Has there been a better time for students to take field trips to virtual museums, play in the Minecraft playground, run through a few rounds of Kahoot, or tune-in for a Skype lecture by a special guest speaker? “Everything is the technology of online education,” said Joanna Dunlap, Assistant Director of Teaching Effectiveness University of Colorado - Denver, alluding to the vast spectrum for enhancing online instruction.  

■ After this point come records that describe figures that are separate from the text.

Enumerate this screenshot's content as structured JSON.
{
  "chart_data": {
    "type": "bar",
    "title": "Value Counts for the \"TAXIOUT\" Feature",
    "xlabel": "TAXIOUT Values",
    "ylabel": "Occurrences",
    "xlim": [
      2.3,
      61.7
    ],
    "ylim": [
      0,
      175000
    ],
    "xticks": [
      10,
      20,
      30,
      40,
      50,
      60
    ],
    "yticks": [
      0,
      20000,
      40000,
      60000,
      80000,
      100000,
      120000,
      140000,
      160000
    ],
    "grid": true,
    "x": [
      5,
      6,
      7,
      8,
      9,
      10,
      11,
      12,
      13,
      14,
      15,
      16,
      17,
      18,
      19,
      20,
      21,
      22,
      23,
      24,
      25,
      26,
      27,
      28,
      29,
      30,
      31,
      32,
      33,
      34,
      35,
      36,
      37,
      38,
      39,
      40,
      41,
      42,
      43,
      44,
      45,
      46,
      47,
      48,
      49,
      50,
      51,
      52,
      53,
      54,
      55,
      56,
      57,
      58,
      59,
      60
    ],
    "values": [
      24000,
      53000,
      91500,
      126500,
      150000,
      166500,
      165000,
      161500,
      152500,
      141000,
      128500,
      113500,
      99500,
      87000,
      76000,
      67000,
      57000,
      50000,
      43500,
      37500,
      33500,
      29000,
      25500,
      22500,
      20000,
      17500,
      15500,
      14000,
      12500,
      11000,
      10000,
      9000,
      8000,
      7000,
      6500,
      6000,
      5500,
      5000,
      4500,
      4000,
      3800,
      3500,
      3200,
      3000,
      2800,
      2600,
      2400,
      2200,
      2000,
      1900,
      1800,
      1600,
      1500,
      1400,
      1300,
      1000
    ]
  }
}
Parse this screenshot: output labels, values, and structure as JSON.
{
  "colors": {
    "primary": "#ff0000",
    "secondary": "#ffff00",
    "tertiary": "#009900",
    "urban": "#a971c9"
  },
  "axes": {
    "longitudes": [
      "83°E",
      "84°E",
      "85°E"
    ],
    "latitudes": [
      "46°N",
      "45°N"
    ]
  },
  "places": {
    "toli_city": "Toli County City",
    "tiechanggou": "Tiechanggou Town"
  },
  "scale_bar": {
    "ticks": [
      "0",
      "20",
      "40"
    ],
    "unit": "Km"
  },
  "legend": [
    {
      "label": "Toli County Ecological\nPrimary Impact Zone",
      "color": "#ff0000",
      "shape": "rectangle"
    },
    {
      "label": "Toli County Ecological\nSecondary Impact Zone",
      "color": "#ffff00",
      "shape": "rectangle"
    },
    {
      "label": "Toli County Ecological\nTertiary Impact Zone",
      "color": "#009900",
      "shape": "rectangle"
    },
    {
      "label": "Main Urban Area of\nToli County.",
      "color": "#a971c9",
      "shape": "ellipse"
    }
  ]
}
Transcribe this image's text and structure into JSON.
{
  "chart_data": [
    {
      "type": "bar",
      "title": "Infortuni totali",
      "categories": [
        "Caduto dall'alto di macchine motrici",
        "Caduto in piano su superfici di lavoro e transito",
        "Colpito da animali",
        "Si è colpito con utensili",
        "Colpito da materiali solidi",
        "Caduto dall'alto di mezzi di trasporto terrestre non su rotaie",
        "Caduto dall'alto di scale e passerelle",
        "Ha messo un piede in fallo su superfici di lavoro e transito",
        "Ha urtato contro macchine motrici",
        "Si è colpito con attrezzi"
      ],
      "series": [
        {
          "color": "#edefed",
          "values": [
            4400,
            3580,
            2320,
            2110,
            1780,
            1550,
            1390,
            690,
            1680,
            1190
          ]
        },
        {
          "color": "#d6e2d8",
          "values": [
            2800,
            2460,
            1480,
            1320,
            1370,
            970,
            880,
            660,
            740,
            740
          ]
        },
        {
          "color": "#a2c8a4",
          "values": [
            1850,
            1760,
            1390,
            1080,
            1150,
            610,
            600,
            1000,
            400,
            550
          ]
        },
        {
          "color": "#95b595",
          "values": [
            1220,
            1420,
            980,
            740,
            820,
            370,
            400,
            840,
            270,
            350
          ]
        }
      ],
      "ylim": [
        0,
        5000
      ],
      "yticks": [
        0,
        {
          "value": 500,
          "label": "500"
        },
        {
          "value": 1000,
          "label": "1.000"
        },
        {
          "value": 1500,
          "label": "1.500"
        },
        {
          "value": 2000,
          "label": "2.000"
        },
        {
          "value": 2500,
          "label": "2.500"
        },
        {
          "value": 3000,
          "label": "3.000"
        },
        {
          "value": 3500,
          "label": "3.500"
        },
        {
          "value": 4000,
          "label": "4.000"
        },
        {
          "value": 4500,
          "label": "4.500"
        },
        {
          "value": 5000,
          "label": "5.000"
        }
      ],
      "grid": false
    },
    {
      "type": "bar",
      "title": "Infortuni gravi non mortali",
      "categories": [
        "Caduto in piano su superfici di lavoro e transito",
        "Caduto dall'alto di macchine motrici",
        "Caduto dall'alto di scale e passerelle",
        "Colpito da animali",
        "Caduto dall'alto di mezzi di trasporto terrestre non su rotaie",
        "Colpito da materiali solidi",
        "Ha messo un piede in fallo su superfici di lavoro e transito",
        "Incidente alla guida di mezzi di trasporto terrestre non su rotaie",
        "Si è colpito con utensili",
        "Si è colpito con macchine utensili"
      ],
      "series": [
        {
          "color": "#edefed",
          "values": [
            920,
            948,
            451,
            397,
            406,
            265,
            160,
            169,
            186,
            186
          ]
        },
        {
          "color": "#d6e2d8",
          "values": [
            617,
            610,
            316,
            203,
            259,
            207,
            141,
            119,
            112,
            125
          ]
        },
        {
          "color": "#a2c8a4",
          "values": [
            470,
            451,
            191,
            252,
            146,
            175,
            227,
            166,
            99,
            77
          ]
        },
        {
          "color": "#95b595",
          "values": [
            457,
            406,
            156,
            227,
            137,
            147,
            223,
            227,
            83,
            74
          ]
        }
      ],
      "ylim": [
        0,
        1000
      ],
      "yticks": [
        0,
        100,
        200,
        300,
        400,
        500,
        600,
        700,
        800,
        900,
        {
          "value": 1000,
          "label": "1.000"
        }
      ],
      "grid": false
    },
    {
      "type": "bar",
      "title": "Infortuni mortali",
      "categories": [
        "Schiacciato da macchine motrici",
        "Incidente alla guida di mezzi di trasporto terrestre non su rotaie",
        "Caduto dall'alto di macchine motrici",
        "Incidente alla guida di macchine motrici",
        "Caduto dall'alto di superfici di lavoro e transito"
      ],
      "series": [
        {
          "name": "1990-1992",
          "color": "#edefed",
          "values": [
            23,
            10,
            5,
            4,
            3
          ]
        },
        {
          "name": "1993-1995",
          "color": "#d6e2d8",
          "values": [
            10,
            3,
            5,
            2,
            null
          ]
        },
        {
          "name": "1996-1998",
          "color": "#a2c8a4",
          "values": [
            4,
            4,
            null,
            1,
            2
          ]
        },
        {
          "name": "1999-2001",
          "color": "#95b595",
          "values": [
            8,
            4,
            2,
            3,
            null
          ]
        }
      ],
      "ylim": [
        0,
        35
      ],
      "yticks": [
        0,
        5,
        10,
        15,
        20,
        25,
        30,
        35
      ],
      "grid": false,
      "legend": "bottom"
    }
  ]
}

And, if all else fails, there’s always email and telephone. 

The Silver Lining

The sudden shift to online education will undoubtedly pose a challenge for many, but there’s also an upside. Disruption and discomfort are the enemies of complacency and can spur intense professional growth. Some teachers may be surprised to discover new tools, resources, and approaches to nourish their practice. They’ll also get the chance to see their students in a new light, and maybe better connect with their own families. In the case of younger students, there will be a need to more deeply involve parents in the learning process. Schools may want to explicitly communicate that any parents in a position to support their children’s learning should do so with some helpful guidelines to proceed.

Another positive is that remote learning can be carried out asynchronously, meaning that both teachers and students can work and contribute when it’s convenient for them if they don’t have to be in a specific place at a specific time. This flexibility can allow educators to manage life at home while doing school, and it might even allow kids to get that sleep that seems to be in short supply.